I’ve retired from blogging on the PLA blog, which was a fun experience until it began crashing Monday due to a number of problems related to huge images and increased traffic. It was a fun experiment–a little rough around the edges, but overall I think it sets the tone for real-time blogging future conferences.

I just had an out-of-body experience on the floor of ALA Council where I found myself arguing against a resolution that would lead to more money for school libraries. My points were largely rhetorical, as when it comes up for a vote I will raise my hand to support it as well. There was much impassioned speechifying on behalf of Resolution #42, the ALA Resolution on School Libraries and the No Child Left Behind Act. Many people came over to my table to tell me how important school librarians are.
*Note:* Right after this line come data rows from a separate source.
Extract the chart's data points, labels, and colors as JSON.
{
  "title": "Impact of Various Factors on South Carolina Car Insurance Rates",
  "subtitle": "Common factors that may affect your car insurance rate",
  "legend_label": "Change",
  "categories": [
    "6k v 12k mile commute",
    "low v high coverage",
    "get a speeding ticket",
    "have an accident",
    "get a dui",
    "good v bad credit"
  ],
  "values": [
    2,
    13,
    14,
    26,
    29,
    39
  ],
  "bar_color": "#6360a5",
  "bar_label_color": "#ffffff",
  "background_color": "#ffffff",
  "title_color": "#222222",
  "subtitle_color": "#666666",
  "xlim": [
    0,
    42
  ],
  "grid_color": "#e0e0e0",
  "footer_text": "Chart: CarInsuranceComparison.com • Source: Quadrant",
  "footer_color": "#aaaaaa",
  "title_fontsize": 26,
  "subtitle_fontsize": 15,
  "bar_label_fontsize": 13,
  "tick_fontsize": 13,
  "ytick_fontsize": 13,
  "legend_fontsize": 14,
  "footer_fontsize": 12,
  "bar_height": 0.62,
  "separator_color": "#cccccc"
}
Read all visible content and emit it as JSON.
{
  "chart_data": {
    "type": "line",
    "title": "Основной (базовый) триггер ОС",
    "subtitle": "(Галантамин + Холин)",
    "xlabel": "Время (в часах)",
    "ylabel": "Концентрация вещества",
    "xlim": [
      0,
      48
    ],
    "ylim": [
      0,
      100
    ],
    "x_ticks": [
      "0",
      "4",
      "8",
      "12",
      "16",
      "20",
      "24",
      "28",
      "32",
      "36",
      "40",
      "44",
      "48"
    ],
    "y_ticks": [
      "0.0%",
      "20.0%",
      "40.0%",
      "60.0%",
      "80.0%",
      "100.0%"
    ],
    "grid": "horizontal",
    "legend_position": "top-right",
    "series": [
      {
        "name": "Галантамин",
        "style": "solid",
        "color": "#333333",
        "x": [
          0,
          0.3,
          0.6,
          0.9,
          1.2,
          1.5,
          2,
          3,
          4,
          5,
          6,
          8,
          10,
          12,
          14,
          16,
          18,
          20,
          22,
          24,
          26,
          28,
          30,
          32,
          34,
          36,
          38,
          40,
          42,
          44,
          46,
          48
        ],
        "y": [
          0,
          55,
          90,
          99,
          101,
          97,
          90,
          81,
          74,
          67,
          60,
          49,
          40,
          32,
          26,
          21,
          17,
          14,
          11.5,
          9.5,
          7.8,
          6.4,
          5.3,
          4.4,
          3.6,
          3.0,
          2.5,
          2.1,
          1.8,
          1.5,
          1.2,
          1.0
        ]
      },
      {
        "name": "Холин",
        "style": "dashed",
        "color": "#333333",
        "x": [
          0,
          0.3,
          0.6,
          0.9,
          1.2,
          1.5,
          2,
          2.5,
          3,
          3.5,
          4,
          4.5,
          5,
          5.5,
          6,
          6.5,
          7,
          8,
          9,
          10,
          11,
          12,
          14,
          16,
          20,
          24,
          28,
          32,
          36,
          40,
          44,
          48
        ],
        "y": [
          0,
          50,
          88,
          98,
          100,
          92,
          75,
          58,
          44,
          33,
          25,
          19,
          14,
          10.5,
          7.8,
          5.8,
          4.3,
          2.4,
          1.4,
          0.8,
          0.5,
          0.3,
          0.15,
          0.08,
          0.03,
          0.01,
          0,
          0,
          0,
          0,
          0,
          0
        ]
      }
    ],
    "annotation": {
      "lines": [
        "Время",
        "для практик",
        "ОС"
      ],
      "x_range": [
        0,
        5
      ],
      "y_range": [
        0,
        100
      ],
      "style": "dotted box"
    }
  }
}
In my years of public library service, I worked with many students and with some terrific school librarians, and I believe that school libraries play a direct role in improving literacy.

My concern is with ALA process. We have had months to see and discuss a resolution on this issue. Even seeing this resolution the week prior to Council would have been beneficial. But we did not. We received this resolution 24 hours ago, and it was a resolution that had problems. One of the “Whereas” clauses had Luddite language that made many of us cringe: “WHEREAS, funding formulas under No Child Left Behind favor computer-based technology over books and materials that support reading or learning…” We as an association do not need to make ourselves look any more backwards than we are. Also, we as a governing body do not need to be editing in real-time.

The mover agreed to amend the resolution, which is good, but we lost precious time canoodling with language that should have been buffed and polished a long time ago.

LITA doesn’t operate this way. A lot of work is done between conferences, and when we arrive at ALA, we can have substantive discussions about issues we’re well familiar with at that point. That’s how to run an association. (Plus it gives us more party time.)